The workaround I used is to load xml input file's content in memory as String, see following :

String xmlContent = FileUtils.readFileToString(new File(xmlFilePath), StandardCharsets.UTF_8);

Source xslSource = new StreamSource(new File(xslFilePath));
Source xmlSource = new StreamSource(new StringReader(xmlContent));

Do I miss something while initializing the Transformer? Default resolved SAX Parser should be overrided to another API recommended by Saxon? I think that Xerces parser is used according to debug logging, but is it fully compatible with the transformer implementation provided by Saxon?
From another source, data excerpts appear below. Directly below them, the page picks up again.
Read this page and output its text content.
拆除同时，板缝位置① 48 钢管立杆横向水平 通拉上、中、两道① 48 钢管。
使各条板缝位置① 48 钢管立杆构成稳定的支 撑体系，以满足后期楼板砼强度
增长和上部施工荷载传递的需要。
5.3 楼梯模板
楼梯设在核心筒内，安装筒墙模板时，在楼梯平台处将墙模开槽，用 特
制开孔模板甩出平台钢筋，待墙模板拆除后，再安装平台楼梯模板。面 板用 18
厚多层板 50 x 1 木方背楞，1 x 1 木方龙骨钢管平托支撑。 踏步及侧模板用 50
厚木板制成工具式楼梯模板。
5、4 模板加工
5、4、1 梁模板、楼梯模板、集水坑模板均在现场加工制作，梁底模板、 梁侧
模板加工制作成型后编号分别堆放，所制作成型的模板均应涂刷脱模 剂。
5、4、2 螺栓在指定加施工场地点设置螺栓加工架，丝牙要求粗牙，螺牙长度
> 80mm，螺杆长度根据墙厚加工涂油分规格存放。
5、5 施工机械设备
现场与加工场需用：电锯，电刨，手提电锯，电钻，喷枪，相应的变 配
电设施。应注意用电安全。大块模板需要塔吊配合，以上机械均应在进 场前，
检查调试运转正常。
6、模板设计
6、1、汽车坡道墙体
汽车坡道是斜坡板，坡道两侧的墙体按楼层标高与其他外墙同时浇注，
I'm a bit confused on this one..

Thanks for your help !


Solution

  • From the comment thread following the question, it appears to be a bug/defect in the XML parser supplied with the JDK. Your options are:

    (a) report the bug and wait very patiently for it to be fixed

    (b) use the Apache Xerces parser instead

    (c) instead of supplying a File, supply a FileInputStream, and close it yourself.

    My recommendation would be (b), since the Apache Xerces parser is much more reliable than the version in the JDK.